- Sunday, April 2, 2017

If Hillary Clinton had won, Gov. Terry McAuliffe of Virginia might now be in President Clinton’s Cabinet. But there is no President Clinton, and there is no Secretary McAuliffe, and the nation’s gain is Virginia’s loss. His days in Richmond are numbered, but the Old Dominion must endure 10 more months of bluster from Bill and Hillary’s longtime bag man.

But relief is in sight. Mr. McAuliffe is ineligible to run for re-election this year because the state constitution bars governors serving more than one term consecutively. His legacy (governors leave them, too) is likely to be the dubious distinction of breaking the Virginia record for most gubernatorial vetoes. The veto is a wise prerogative of any governor, but Mr. McAuliffe has used his pen as a blunderbuss, shooting at worthy targets that most Virginians appear to like. “I’ve vetoed 111,” he boasted Thursday. “If it discriminates, if it hurts our environment, if it allows more guns on the street, I’m going to veto it.”

The governor likes the sound of his bluster mischaracterizing legislation he hasn’t liked.

“Wanting to sell machine guns out of stores, or legislation like [North Carolina’s “bathroom bill”], or saying you need a photo ID to get an absentee ballot, what a joke. Looney-tune legislation should have no place here.” But why would he veto a tax credit for ailing coal-mine operators, who provide jobs for thousands of Virginians, or legislation that would have enabled home-schooled children to compete in games with students from public schools? Whose looney tune is he singing?

“He is less concerned about the welfare of Virginia and its citizens than he is about his own political career,” Corey Stewart, the Prince William County supervisor who is one of three Republican gubernatorial candidates, tells The Washington Post.

Mr. McAuliffe has also blocked legislative cuts in support of Planned Parenthood and its thriving business in the body parts of babies aborted in Planned Parenthood clinics, or common-sense attempts to curb voter fraud, and he refuses to take “no” for an answer about his fiscally risky proposal to expand Medicaid in Virginia under Obamacare. His tenure in Richmond is an accurate reflection of the increasingly bitter partisan tension in national politics.

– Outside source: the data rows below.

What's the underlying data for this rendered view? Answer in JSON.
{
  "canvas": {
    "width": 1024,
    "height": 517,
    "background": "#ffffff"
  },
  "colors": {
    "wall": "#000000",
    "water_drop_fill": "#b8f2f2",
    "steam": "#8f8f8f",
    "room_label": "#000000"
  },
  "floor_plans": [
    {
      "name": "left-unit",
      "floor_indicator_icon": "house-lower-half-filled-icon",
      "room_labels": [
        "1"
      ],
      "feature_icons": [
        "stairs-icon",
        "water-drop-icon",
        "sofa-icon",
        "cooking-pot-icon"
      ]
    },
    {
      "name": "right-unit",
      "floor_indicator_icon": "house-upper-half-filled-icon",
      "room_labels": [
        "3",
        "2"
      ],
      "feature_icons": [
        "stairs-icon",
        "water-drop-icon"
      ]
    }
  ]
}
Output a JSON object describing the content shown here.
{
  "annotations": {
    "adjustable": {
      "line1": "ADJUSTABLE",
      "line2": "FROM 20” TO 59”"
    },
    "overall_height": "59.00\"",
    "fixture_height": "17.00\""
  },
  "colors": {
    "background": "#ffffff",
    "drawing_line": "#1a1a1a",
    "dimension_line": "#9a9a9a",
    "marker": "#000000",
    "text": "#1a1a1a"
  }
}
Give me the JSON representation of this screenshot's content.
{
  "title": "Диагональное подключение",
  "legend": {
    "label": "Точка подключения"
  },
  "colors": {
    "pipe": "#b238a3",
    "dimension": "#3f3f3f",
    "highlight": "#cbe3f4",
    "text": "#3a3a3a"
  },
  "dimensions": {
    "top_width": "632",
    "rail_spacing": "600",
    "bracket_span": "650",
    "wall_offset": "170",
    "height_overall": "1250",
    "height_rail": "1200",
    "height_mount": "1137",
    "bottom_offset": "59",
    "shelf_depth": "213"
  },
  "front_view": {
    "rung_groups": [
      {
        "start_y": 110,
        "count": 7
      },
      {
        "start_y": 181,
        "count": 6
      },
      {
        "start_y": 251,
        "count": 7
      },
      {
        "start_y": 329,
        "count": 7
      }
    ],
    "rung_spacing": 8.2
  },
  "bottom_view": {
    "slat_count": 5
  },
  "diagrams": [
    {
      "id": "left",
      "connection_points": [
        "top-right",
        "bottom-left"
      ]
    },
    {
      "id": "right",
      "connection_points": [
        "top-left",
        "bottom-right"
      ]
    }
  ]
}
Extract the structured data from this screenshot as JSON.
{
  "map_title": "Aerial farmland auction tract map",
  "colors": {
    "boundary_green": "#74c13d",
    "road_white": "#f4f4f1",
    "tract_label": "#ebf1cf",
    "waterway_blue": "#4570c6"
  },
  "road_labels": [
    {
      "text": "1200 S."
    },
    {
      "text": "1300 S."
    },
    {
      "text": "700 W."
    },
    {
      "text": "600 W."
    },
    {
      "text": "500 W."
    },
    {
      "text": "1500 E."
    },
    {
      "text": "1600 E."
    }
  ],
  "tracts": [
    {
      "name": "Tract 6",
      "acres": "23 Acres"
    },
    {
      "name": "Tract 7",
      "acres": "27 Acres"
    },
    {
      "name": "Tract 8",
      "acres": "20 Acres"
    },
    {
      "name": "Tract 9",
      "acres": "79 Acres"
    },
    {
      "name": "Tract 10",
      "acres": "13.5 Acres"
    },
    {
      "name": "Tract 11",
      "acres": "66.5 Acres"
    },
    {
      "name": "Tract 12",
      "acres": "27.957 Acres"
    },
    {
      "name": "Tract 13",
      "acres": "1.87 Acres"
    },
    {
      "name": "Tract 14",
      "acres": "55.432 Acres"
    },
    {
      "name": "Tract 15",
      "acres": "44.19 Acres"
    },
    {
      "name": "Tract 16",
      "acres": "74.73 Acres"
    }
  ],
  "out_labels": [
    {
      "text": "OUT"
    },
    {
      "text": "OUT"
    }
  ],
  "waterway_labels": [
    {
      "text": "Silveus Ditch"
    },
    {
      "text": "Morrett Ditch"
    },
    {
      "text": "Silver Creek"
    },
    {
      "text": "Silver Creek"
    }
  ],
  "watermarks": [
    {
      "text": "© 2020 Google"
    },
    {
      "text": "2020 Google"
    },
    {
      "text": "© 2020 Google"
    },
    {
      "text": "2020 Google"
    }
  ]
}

Mr. McAuliffe is a bit of an accident of Virginia’s fractured politics. Robert Sarvis, a Republican-turned-Libertarian, was a third-party candidate for governor in 2013 who won 145,762 votes when Mr. McAuliffe defeated Ken Cuccinelli, the Republican candidate, by 55,220 votes. This year the third-party spoiler may be a Democrat. Tom Perriello, a former Democratic congressman, has threatened what Democrats thought would be a coronation of Ralph Northam, the lieutenant governor, and Mr. Perriello, a fierce liberal, has forced Mr. Northam to veer sharply to the left.

The Libertarians do not expect to field a candidate this year. This sharply improves Republican prospects for replacing bluster and looney tunes with bonhomie in Richmond.